China’s problem is that it needs to grow, and it needs to grow rapidly just to stave off unemployment. That may seem bizarre, but as productivity rises, economic growth must rise too. The sum is simple. Say labour becomes 10 per cent more productive. Then output must grow by 10 per cent too, just for the jobs stats to stay still. Economists are now predicting growth in China will slow, perhaps to as low as 6 per cent. That is China’s challenge.
Mind you, despite the problems at China and the other BRIC nations, the ITEM Club from Ernst and Young reckons China is now just ten years away from being the world’s richest nation. The credit crunch has hit the US so hard that it now is forecasting the time when China’s GDP at purchasing power parity will be greater than the US, and this is coming eleven years sooner than it previously estimated.

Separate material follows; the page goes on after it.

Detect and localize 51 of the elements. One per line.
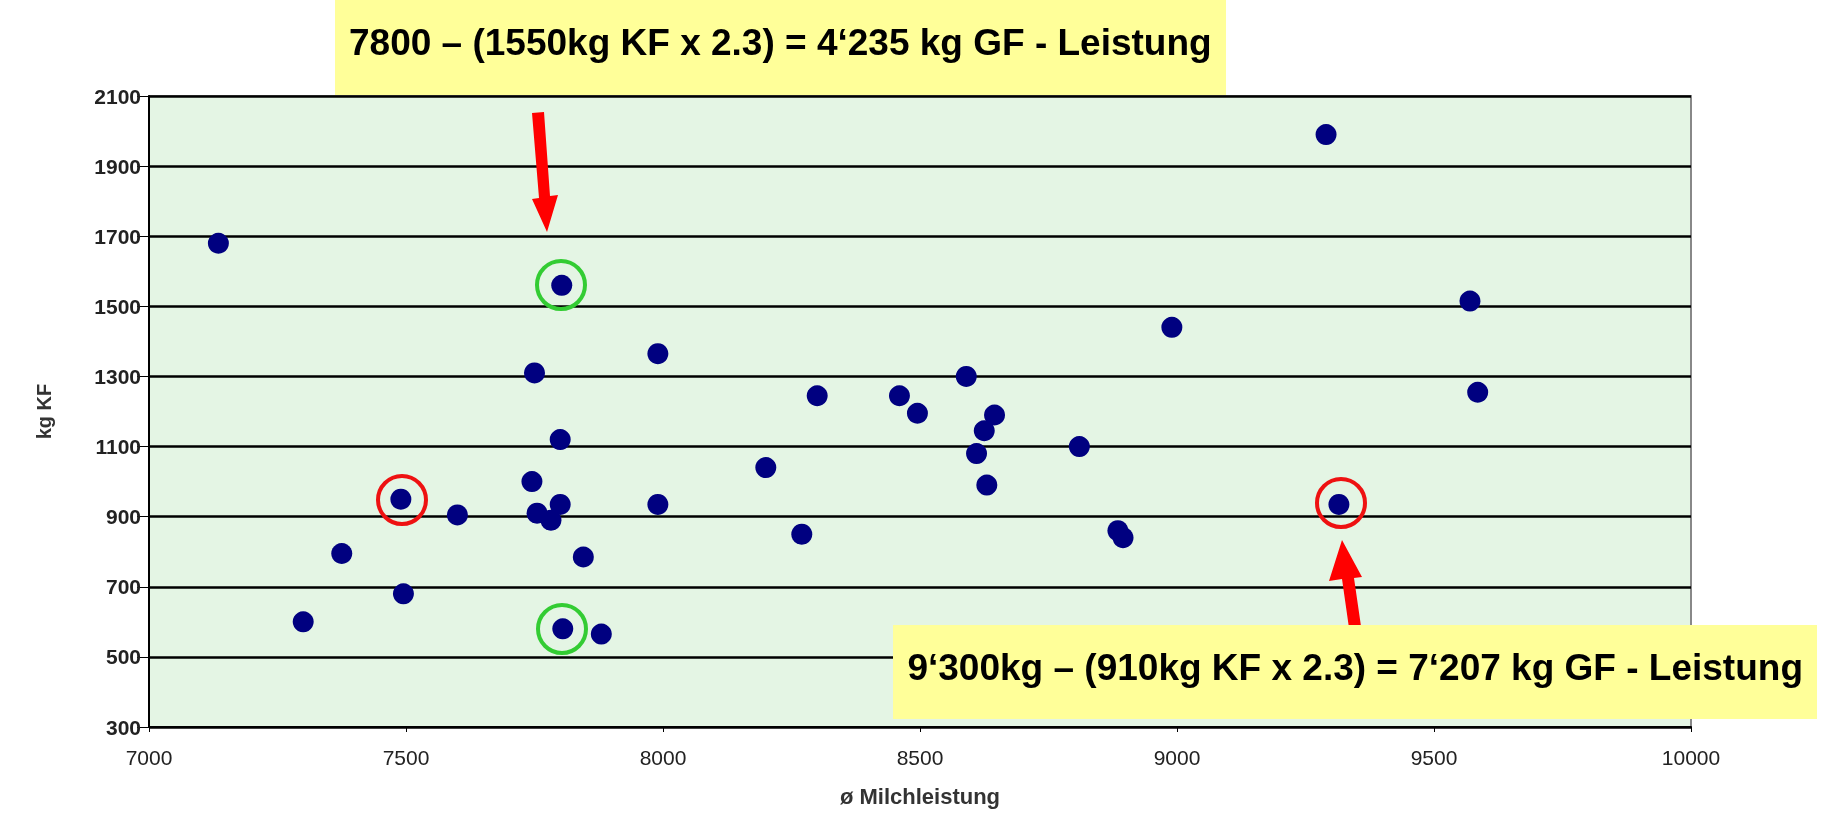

Meanwhile, in Japan, exports fell by the equivalent of 27 per cent a year in November. Exports to Asia saw their biggest fall since 1986.
The Japanese trade account has now been in deficit for two months in a row.

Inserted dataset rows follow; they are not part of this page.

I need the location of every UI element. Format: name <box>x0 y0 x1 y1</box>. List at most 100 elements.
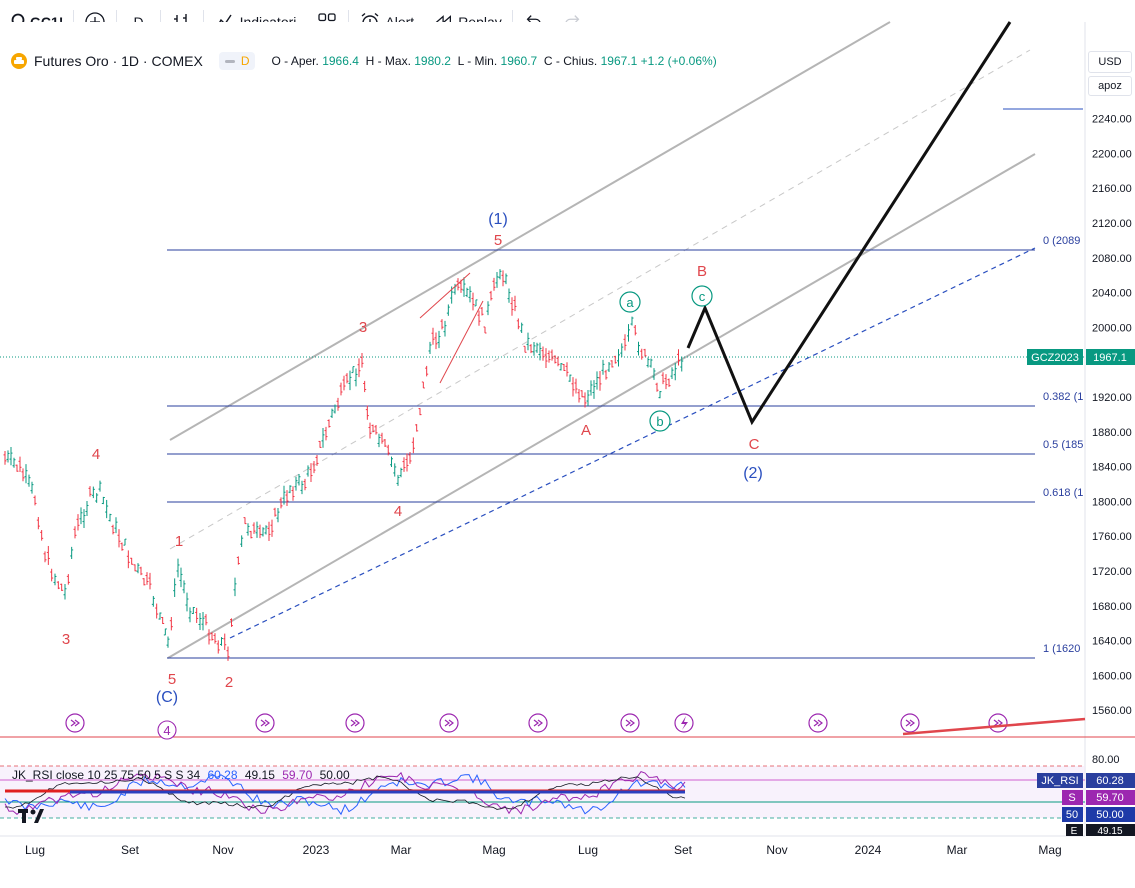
time-axis: Lug Set Nov 2023 Mar Mag Lug Set Nov 2024 Mar Mag <box>25 843 1062 857</box>
change-value: +1.2 (+0.06%) <box>640 54 717 68</box>
left-wave-4-label: 4 <box>92 446 100 463</box>
event-marker-icon[interactable] <box>900 713 920 733</box>
price-tick-label: 1840.00 <box>1092 462 1132 474</box>
wave-c-circled: c <box>691 285 713 307</box>
price-tick-label: 1560.00 <box>1092 705 1132 717</box>
wave-b-circled: b <box>649 410 671 432</box>
divider <box>202 9 204 34</box>
divider <box>159 9 161 34</box>
price-tick-label: 1800.00 <box>1092 496 1132 508</box>
rsi-series <box>4 771 686 816</box>
time-tick-label: Nov <box>212 843 233 857</box>
close-label: C - Chius. <box>543 54 598 68</box>
rsi-s-tag-bg <box>1062 790 1083 805</box>
time-tick-label: 2023 <box>303 843 330 857</box>
wave-2-blue-label: (2) <box>743 465 763 482</box>
price-tick-label: 2160.00 <box>1092 183 1132 195</box>
wave-C-blue-label: (C) <box>156 689 178 706</box>
time-tick-label: Mar <box>391 843 412 857</box>
price-tick-label: 2120.00 <box>1092 218 1132 230</box>
wave-1-blue-label: (1) <box>488 211 508 228</box>
event-marker-icon[interactable] <box>439 713 459 733</box>
high-value: 1980.2 <box>414 54 451 68</box>
high-label: H - Max. <box>365 54 411 68</box>
price-tick-label: 1600.00 <box>1092 670 1132 682</box>
time-tick-label: Mag <box>1038 843 1061 857</box>
close-value: 1967.1 <box>600 54 638 68</box>
time-tick-label: Lug <box>25 843 45 857</box>
rsi-e-tag-bg <box>1066 824 1083 836</box>
projection-path <box>686 21 1012 426</box>
rsi-e-val-bg <box>1086 824 1135 836</box>
event-marker-icon[interactable] <box>345 713 365 733</box>
wave-sketch-line <box>419 272 471 319</box>
rsi-value-2: 49.15 <box>244 768 275 782</box>
time-tick-label: Mag <box>482 843 505 857</box>
wave-5-low-label: 5 <box>168 671 176 688</box>
channel-upper-line <box>169 21 891 441</box>
price-tick-label: 1880.00 <box>1092 427 1132 439</box>
rsi-50-tag-bg <box>1062 807 1083 822</box>
time-tick-label: Set <box>674 843 693 857</box>
open-label: O - Aper. <box>271 54 319 68</box>
red-trend-line <box>902 717 1086 736</box>
fib-0-label: 0 (2089 <box>1043 235 1080 247</box>
price-tick-label: 1720.00 <box>1092 566 1132 578</box>
wave-3-label: 3 <box>359 319 367 336</box>
wave-A-label: A <box>581 422 591 439</box>
low-label: L - Min. <box>457 54 498 68</box>
event-marker-icon[interactable] <box>620 713 640 733</box>
lightning-event-icon[interactable] <box>674 713 694 733</box>
price-tick-label: 2080.00 <box>1092 253 1132 265</box>
rsi-tag-bg <box>1037 773 1083 788</box>
currency-select[interactable]: USD <box>1088 51 1132 73</box>
wave-2-label: 2 <box>225 674 233 691</box>
last-price-tag-bg <box>1086 349 1135 365</box>
price-tick-label: 2240.00 <box>1092 114 1132 126</box>
fib-0618-label: 0.618 (1 <box>1043 487 1083 499</box>
event-marker-icon[interactable] <box>808 713 828 733</box>
price-tick-label: 1680.00 <box>1092 601 1132 613</box>
svg-text:a: a <box>626 295 634 310</box>
contract-tag: GCZ2023 <box>1031 352 1079 364</box>
status-dash <box>224 59 235 63</box>
left-wave-3-label: 3 <box>62 631 70 648</box>
interval-button[interactable]: D <box>133 13 144 30</box>
divider <box>348 9 350 34</box>
low-value: 1960.7 <box>500 54 538 68</box>
delay-flag: D <box>240 54 250 68</box>
rsi-tag: JK_RSI <box>1041 775 1078 787</box>
rsi-legend: JK_RSI close 10 25 75 50 5 S S 34 60.28 … <box>12 768 350 782</box>
event-marker-icon[interactable] <box>988 713 1008 733</box>
event-marker-icon[interactable] <box>255 713 275 733</box>
channel-median-line <box>169 49 1031 550</box>
time-tick-label: Nov <box>766 843 787 857</box>
rsi-val-bg <box>1086 773 1135 788</box>
event-marker-icon[interactable] <box>528 713 548 733</box>
rsi-value-1: 60.28 <box>207 768 238 782</box>
divider <box>73 9 75 34</box>
rsi-s-val: 59.70 <box>1096 792 1124 804</box>
price-tick-label: 1640.00 <box>1092 636 1132 648</box>
event-marker-icon[interactable] <box>65 713 85 733</box>
fib-05-label: 0.5 (185 <box>1043 439 1083 451</box>
svg-text:b: b <box>656 414 663 429</box>
wave-1-label: 1 <box>175 533 183 550</box>
divider <box>511 9 513 34</box>
price-tick-label: 1760.00 <box>1092 531 1132 543</box>
scale-mode-button[interactable]: apoz <box>1088 76 1132 96</box>
fib-0382-label: 0.382 (1 <box>1043 391 1083 403</box>
divider <box>116 9 118 34</box>
rsi-s-tag: S <box>1068 792 1075 804</box>
time-tick-label: 2024 <box>855 843 882 857</box>
last-price-tag: 1967.1 <box>1093 352 1127 364</box>
market-status-pill[interactable]: D <box>218 52 256 70</box>
rsi-50-tag: 50 <box>1066 809 1078 821</box>
price-tick-label: 2000.00 <box>1092 322 1132 334</box>
wave-B-label: B <box>697 263 707 280</box>
tradingview-logo <box>18 809 44 823</box>
gold-coin-icon <box>11 53 27 69</box>
rsi-50-val-bg <box>1086 807 1135 822</box>
rsi-e-val: 49.15 <box>1097 826 1122 837</box>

As for the car maker in front, well, even Toyota is wilting. It has now forecast its first annual loss since the year of the company’s formation, 71 years ago.
The soaring yen, and falling global demand, means the company now expects to sell 4 per cent fewer vehicles than it previously said.

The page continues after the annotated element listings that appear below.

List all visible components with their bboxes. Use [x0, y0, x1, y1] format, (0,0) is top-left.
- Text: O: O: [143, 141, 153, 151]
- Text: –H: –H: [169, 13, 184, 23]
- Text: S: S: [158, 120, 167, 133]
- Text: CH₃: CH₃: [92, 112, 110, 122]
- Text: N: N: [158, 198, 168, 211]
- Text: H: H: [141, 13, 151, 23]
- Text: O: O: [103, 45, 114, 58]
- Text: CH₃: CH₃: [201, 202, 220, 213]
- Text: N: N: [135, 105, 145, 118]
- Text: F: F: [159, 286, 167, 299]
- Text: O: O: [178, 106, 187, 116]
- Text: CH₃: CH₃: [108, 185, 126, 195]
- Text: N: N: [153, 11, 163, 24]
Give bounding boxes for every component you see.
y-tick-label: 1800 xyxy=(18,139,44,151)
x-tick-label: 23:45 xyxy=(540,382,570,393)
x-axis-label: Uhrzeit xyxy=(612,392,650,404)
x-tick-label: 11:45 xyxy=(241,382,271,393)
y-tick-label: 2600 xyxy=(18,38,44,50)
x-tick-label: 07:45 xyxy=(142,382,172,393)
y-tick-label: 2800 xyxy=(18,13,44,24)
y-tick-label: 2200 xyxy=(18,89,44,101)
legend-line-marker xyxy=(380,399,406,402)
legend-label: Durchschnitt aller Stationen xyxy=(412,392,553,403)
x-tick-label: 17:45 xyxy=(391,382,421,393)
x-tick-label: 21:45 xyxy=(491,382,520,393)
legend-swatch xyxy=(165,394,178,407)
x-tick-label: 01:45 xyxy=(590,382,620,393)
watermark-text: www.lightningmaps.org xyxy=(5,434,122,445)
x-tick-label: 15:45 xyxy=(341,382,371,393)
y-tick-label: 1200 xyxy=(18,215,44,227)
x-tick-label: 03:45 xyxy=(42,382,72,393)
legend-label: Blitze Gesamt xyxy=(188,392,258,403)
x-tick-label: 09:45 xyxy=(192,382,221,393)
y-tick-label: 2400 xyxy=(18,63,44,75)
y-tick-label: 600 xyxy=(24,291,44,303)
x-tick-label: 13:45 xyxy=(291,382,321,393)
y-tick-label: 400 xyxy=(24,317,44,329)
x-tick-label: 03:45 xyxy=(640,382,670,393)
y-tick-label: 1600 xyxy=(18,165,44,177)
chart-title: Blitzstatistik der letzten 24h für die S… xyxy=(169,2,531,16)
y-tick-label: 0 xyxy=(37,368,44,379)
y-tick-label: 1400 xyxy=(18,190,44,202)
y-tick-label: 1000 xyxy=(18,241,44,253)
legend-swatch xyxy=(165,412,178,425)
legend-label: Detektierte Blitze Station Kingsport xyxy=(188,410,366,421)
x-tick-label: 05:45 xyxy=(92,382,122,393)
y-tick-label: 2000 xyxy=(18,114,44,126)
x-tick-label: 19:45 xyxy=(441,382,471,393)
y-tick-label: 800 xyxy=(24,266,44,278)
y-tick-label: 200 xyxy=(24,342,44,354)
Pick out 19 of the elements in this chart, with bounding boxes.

Japan has been in the dog-mire now for getting on for two decades.
In a way, the Japanese crisis which began at the end of the 1980s has affected us more than is commonly realized.
If the real underlying problem behind the credit crisis has been global imbalances, then the Japanese lost decade or two were an important part of that mix. The world’s second largest economy was selling to the rest of the world, but not buying. It was the same, too, with the world’s third largest economy, Germany.
Now the world needs Japanese consumers to start spending. But they haven’t done this for twenty years, so who is to say they will start now?
What the global economy requires is a global fiscal and monetary push. It especially needs to see this in the world’s big trade surplus countries. The danger is that the push is coming from the countries already in deficit. Or in other words, it is back to front.
There is real danger lurking, though, and if this is realized, things could get a whole lot worse.
The spectra of protectionism is lurking. What the world now needs is to see readjustment, as exporters start importing more.
Instead, we see the call for protectionism grow. From the US, where the cheap value of the yuan is held up as the cause of all ills, and moves to save its indigenous car industry; to France, as it tries to hide behind its new Maginot business line; and to China, as it attempts to shore up the job market.
What the global economy needs now, more than anything else, is a new, and this time successful, round of trade talks. This has to be the big priority for 2009.